Большой театр оставил все, как было задумано: 20 ноября состоялся не вечер памяти, а гала в честь дня рождения балерины. Обошлись без речей, которые Плисецкая ненавидела: бодрый старт, согласно плану, задал ансамбль Моисеева с жизнеутверждающей массовой "Хотой". Череду женских классических вариаций, как и было велено Плисецкой, исполняли только прима-балерины Большого (исключение — экс-петербурженки Ольга Смирнова и Юлия Янгуразова, не достигшие этого статуса по молодости лет) — все танцевали от души, как умели: кто лучше, кто хуже. Одна гостья — экс-солистка Большого, ныне прима Михайловского Анжелина Воронцова — с лучезарностью Барби пропрыгала вариацию Лауренсии. Несколько детей разного возраста из тольяттинской Детской хореографической школы имени Майи Плисецкой что-то делали у станка и на середине. На заднике в это время шли уникальные кинокадры с подростком-Плисецкой в школьном классе, своевольно задиравшей высоченный арабеск на фоне примерных одноклассниц и сигающей в таких волевых полетных перекидных жете, будто ею уже станцована повелительница виллис Мирта.

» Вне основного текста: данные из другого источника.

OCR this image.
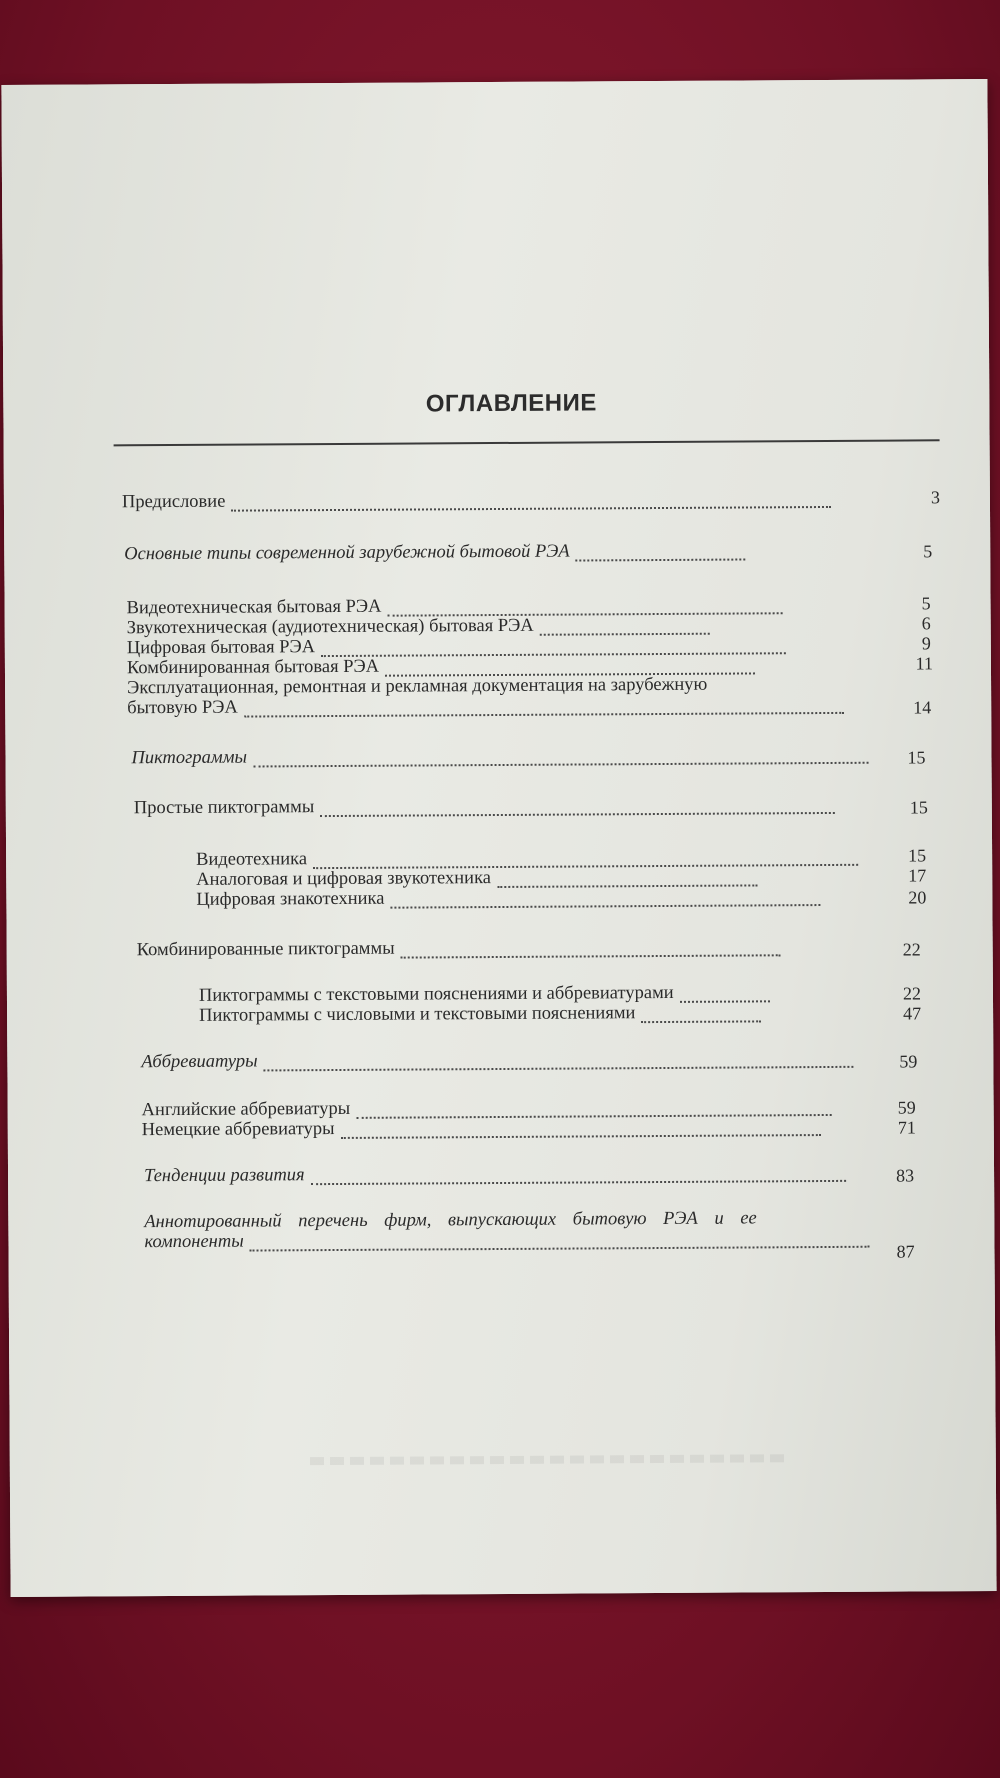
ОГЛАВЛЕНИЕ
Предисловие	3
Основные типы современной зарубежной бытовой РЭА	5
Видеотехническая бытовая РЭА	5
Звукотехническая (аудиотехническая) бытовая РЭА	6
Цифровая бытовая РЭА	9
Комбинированная бытовая РЭА	11
Эксплуатационная, ремонтная и рекламная документация на зарубежную
бытовую РЭА	14
Пиктограммы	15
Простые пиктограммы	15
Видеотехника	15
Аналоговая и цифровая звукотехника	17
Цифровая знакотехника	20
Комбинированные пиктограммы	22
Пиктограммы с текстовыми пояснениями и аббревиатурами	22
Пиктограммы с числовыми и текстовыми пояснениями	47
Аббревиатуры	59
Английские аббревиатуры	59
Немецкие аббревиатуры	71
Тенденции развития	83
Аннотированный перечень фирм, выпускающих бытовую РЭА и ее
компоненты	87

Вообще-то это был бы крутой режиссерский ход: запустить весь концерт с параллельным видеорядом танцующей Плисецкой. К счастью для современных балерин, на такой радикальный шаг никто не отважился. Сама-то Плисецкая ненавидела, когда ее копировали, и три главные балерины вечера (кстати, все петербурженки, включая Светлану Захарову, окончившую Академию Вагановой), с успехом этого избежали. Их персонажи являли собой полную противоположность героиням Майи Плисецкой.
Трудно представить себе больший контраст, чем академическое благолепие Розы Ульяны Лопаткиной, тихо угасающей с прощальным поцелуем в благоговейных объятиях Андрея Ермакова, и страстную жажду жизни Розы Плисецкой, в шипах изломанных экспрессивных поз рвущейся из губительного кольца рук властного партнера. Эти принципиальные различия, переворачивающие весь смысл дуэта, могли оценить лишь особо пытливые зрители, заглянувшие в антракте на выставку костюмов и фотографий Плисецкой, где в том числе прокручивали запись ее "Гибели розы" Ролана Пети с Руди Брианцем.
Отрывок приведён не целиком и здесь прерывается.